Dave Abrahams dabrahams at apple.com
Mon Jun 27 17:52:55 CDT 2016


on Mon Jun 27 2016, Anton Zhilin <swift-evolution at swift.org> wrote:

> Dave Abrahams via swift-evolution <swift-evolution at ...> writes:
>
>> I should be clear up-front about the main problem I'm trying to solve:
>> 
>> Today, people see a beautiful, simple protocol (Sequence) to which many
>> things conform. They don't recognize that there's a semantic restriction
>> (assume you can make only a single-pass!) on it, so they write libraries
>> of functions that may make multiple passes over Sequences.  They test
>> their libraries with the most commonly-available Sequences, e.g. Arrays
>> and Ranges, which happen to be multi-pass.  Their tests pass!  But their
>> constraints are wrong, their whole model of how to write generic code
>> over sequences is wrong, and some of their code is wrong.
>
> This is a mistake that I see more often than I want to: designers of 
> development tools underestimate abilities of developers, and end up 
> restricting many of them.

In what way am I underestimating the abilities of developers?

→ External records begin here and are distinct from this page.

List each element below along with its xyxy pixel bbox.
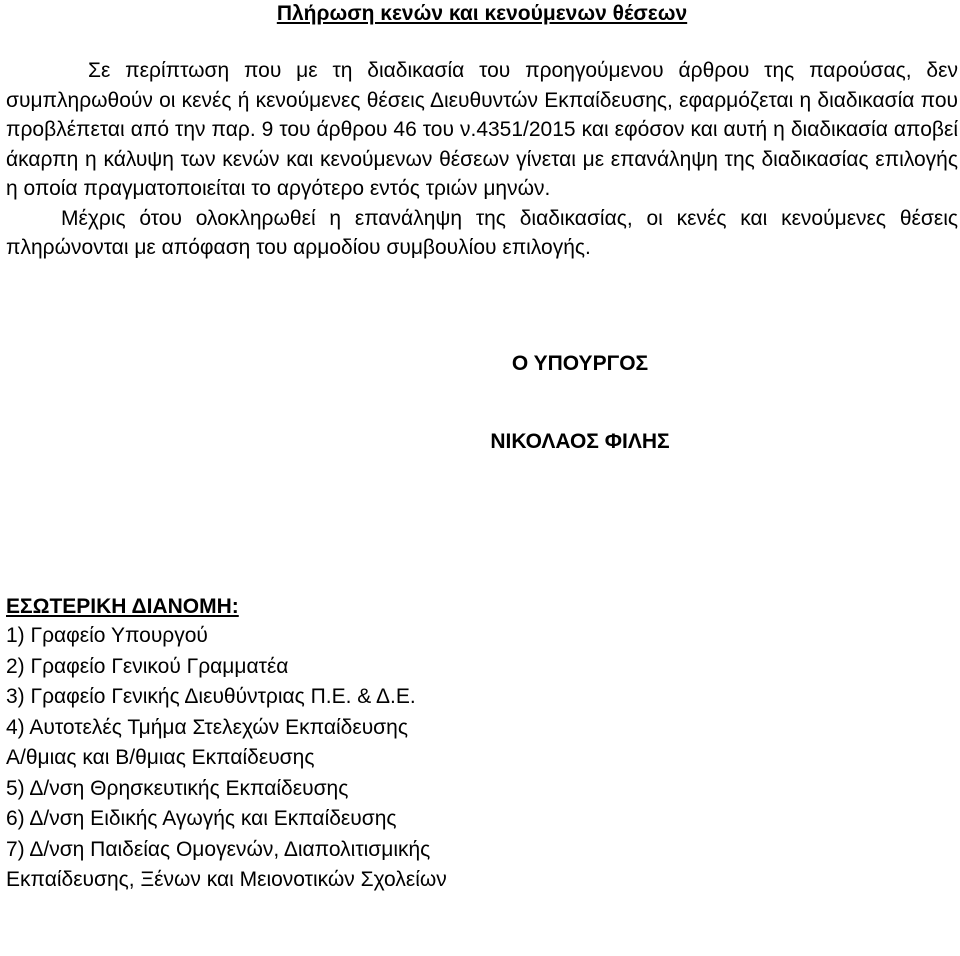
signature-title: Ο ΥΠΟΥΡΓΟΣ [511, 351, 649, 375]
distribution-item: Α/θμιας και Β/θμιας Εκπαίδευσης [6, 746, 315, 769]
distribution-item: 5) Δ/νση Θρησκευτικής Εκπαίδευσης [6, 776, 349, 800]
distribution-item: 2) Γραφείο Γενικού Γραμματέα [6, 654, 289, 678]
paragraph-2: Μέχρις ότου ολοκληρωθεί η επανάληψη της διαδικασίας, οι κενές και κενούμενες θέσεις πληρώνονται με απόφαση του αρμοδίου συμβουλίου επιλογής. [6, 206, 958, 259]
distribution-item: 7) Δ/νση Παιδείας Ομογενών, Διαπολιτισμικής [6, 837, 431, 861]
signature-name: ΝΙΚΟΛΑΟΣ ΦΙΛΗΣ [490, 430, 670, 453]
distribution-item: 1) Γραφείο Υπουργού [6, 624, 208, 647]
distribution-item: Εκπαίδευσης, Ξένων και Μειονοτικών Σχολείων [6, 868, 447, 891]
article-heading: Πλήρωση κενών και κενούμενων θέσεων [276, 2, 688, 25]
document-page [6, 0, 958, 896]
distribution-item: 6) Δ/νση Ειδικής Αγωγής και Εκπαίδευσης [6, 807, 397, 830]
distribution-item: 4) Αυτοτελές Τμήμα Στελεχών Εκπαίδευσης [6, 715, 408, 739]
distribution-heading: ΕΣΩΤΕΡΙΚΗ ΔΙΑΝΟΜΗ: [6, 594, 239, 618]
distribution-item: 3) Γραφείο Γενικής Διευθύντριας Π.Ε. & Δ.Ε. [6, 685, 416, 708]
distribution-list [6, 621, 958, 896]
paragraph-1: Σε περίπτωση που με τη διαδικασία του προηγούμενου άρθρου της παρούσας, δεν συμπληρωθούν οι κενές ή κενούμενες θέσεις Διευθυντών Εκπαίδευσης, εφαρμόζεται η διαδικασία που προβλέπεται από την παρ. 9 του άρθρου 46 του ν.4351/2015 και εφόσον και αυτή η διαδικασία αποβεί άκαρπη η κάλυψη των κενών και κενούμενων θέσεων γίνεται με επανάληψη της διαδικασίας επιλογής η οποία πραγματοποιείται το αργότερο εντός τριών μηνών. [6, 59, 958, 200]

> My point is that we should impose minimal requirements on custom data
> types. Quoting yourself:
>
>> In this case, protocols used to interface with the language
>> at the lowest levels may be purely about syntax.
>
> So there should be a protocol for building into for-in loops that 
> requires only that the sequence should be iterable once. Currently, we 
> have Sequence for that. If we remove destructive consumption from 
> Sequence, then there should be a super-protocol SinglePassSequence or 
> Forinable (excuse the pun).

Yes.

> But even if we do this, I still don't understand the intentions. If a
> Sequence is multi-pass, then we can satisfy requirements of
> Collection, as already noted in the discussion. Why should we keep
> Sequence at all, then? Then let's remove it and rename
> SinglePassSequence to Sequence???

This kinds of decisions are all part of the discussion.